Konkurrieren die Ansprüche des geschiedenen und des jetzigen Ehegatten, ist die Vorschrift dahin zu überprüfen, ob die vom Gesetzgeber im Rahmen seines Gestaltungsspielraums getroffene Entscheidung auf ausreichend tragfähigen Gründen beruht, um eine Ungleichbehandlung der widerstreitenden Rechtspositionen zu rechtfertigen (BVerfG FamRZ 1984, 346). Ob sich das § 1582 BGB zugrunde liegende Prinzip des zeitlichen Vorrangs immer durchsetzen kann, wenn den jeweiligen Ansprüchen ein gleicher Stellenwert zukommt, bedarf zwar keiner Vertiefung. Es ist nach der Überzeugung des Senats aber nicht gerechtfertigt, jedem Anspruch auf nachehelichen Unterhalt allein aufgrund des Zeitablaufs den Vorrang vor jedem nachfolgenden Anspruch zuzubilligen – und zwar unabhängig von dessen Stellenwert. Dies allein kann kein tragfähiger Grund für eine Regelung sein, die über den Anspruch auf Ehegattenunterhalt hinaus auf die Bedürfnisse der Kinder aus der neuen Ehe ausstrahlt. Es wäre mit dem durch Art 6 GG gewährleisteten Schutz der neuen Familie unvereinbar, wenn § 1582 Abs. 1 BGB in dem Sinn anzuwenden wäre, dass bei einer nach Jahren als lang zu bezeichnenden Ehe jeder Unterhaltsanspruch des geschiedenen Ehegatten einen auf Kinderbetreuung gestützten Anspruch verdrängen würde. Dies entspräche nicht dem Stellenwert, der dem Anspruch aus § 1570 sachlich zukommt und den der Gesetzgeber diesem auch in allen anderen Normen eingeräumt hat.

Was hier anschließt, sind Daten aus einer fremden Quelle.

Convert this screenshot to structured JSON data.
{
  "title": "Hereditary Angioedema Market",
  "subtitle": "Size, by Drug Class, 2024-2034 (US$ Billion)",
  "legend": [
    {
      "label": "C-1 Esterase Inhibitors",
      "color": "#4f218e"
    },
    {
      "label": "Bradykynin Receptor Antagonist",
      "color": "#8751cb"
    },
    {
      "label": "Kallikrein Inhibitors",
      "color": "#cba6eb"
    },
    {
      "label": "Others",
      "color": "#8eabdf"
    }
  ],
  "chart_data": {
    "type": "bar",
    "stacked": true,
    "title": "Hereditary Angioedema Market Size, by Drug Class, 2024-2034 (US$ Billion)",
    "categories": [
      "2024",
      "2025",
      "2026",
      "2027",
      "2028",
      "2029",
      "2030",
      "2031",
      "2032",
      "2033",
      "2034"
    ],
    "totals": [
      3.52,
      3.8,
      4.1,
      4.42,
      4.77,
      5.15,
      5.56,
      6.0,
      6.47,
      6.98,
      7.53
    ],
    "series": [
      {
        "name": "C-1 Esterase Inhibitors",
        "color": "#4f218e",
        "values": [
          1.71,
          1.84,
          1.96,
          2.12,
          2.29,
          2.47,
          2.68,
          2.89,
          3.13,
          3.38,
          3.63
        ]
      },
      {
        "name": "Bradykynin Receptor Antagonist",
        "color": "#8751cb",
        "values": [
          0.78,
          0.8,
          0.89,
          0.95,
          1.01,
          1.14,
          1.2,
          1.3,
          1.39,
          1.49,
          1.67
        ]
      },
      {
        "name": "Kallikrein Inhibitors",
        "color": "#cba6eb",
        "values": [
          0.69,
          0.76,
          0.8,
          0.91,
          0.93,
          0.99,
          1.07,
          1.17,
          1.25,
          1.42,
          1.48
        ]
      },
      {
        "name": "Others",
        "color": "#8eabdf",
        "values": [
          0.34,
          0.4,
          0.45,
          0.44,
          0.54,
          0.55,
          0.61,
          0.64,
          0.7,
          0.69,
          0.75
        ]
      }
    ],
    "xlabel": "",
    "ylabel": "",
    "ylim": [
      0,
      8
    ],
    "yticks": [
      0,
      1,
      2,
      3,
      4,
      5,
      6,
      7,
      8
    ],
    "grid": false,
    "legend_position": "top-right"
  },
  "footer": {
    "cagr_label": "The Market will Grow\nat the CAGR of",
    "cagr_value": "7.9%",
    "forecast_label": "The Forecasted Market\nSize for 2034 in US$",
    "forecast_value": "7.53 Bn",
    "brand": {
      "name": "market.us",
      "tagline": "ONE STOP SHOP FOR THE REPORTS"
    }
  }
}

Der Unterhaltsanspruch des kinderbetreuenden Elternteils wird in erster Linie von dem Bedarf des kleinen Kindes auf Pflege und Erziehung getragen (vgl. BGH, FamRZ 1998, 541; FamRZ 2005, 354; Gernhuber/CoesterWaltjen Familienrecht 5. Aufl. § 30 Rn. 19) und ist aus diesem Grund in jeder Hinsicht privilegiert. Er kann jederzeit unabhängig von Einsatzzeiten geltend gemacht werden; er lebt wieder auf, wenn eine erneute Bedürftigkeit aufgrund eines Vermögensverfalls oder nach Aufhebung einer später geschlossenen Ehe eintritt (§§ 1577 Abs. 4 S. 2, 1586a Abs. 1 S. 1 BGB) und er kann die Rechtsfolgen aus einer Pflichtverletzung des Unterhaltsgläubigers abmildern (§ 1579 BGB). Nach höchstrichterlicher Rechtsprechung gehört dieser Anspruch in seinem Kernbereich zum unverzichtbaren Scheidungsfolgenrecht (BGH FamRZ 2004, 601). Demgegenüber kommt dem Anspruch auf Aufstockungsunterhalt (§ 1573 Abs. 2 BGB) der geringste Stellenwert zu. Er soll dem Ehegatten mit eigenem Einkommen den sog. „vollen“ Unterhalt nach den ehelichen Lebensverhältnissen sichern. Die daraus folgende „Lebensstandardgarantie“ steht im Gegensatz zu dem sonst das Unterhaltsrecht beherrschenden Prinzip der Eigenverantwortung. Um diesem Grundsatz wiederum ein stärkeres Gewicht zu verleihen, hat der Gesetzgeber bereits mit dem Unterhaltsänderungsgesetz von 1986 die Möglichkeit einer Befristung dieses Anspruchs eingeführt. Bei der nach § 1573 Abs. 5 BGB zu treffenden Billigkeitsabwägung ist die Dauer der Ehe zwar eines der im Gesetz genannten Kriterien. Die Rechtsprechung lässt eine Befristung aber auch noch nach mehr als 20 Jahren zu, weil der Anspruch sich nicht aus der Dauerhaftigkeit der Ehe sondern aus den in jedem Einzelfall zu prüfenden wirtschaftlichen Verflechtungen und Abhängigkeiten der Ehegatten rechtfertige (vgl. OLG Hamm FamRZ 2005, 177; OLG Düsseldorf FamRZ 2006, 1040). Aus den gleichen Erwägungen hat der BGH bei einer Ehedauer von knapp15 Jahren die Möglichkeit einer Befristung des Anspruchs gebilligt (BGH FamRZ 2006, 1006).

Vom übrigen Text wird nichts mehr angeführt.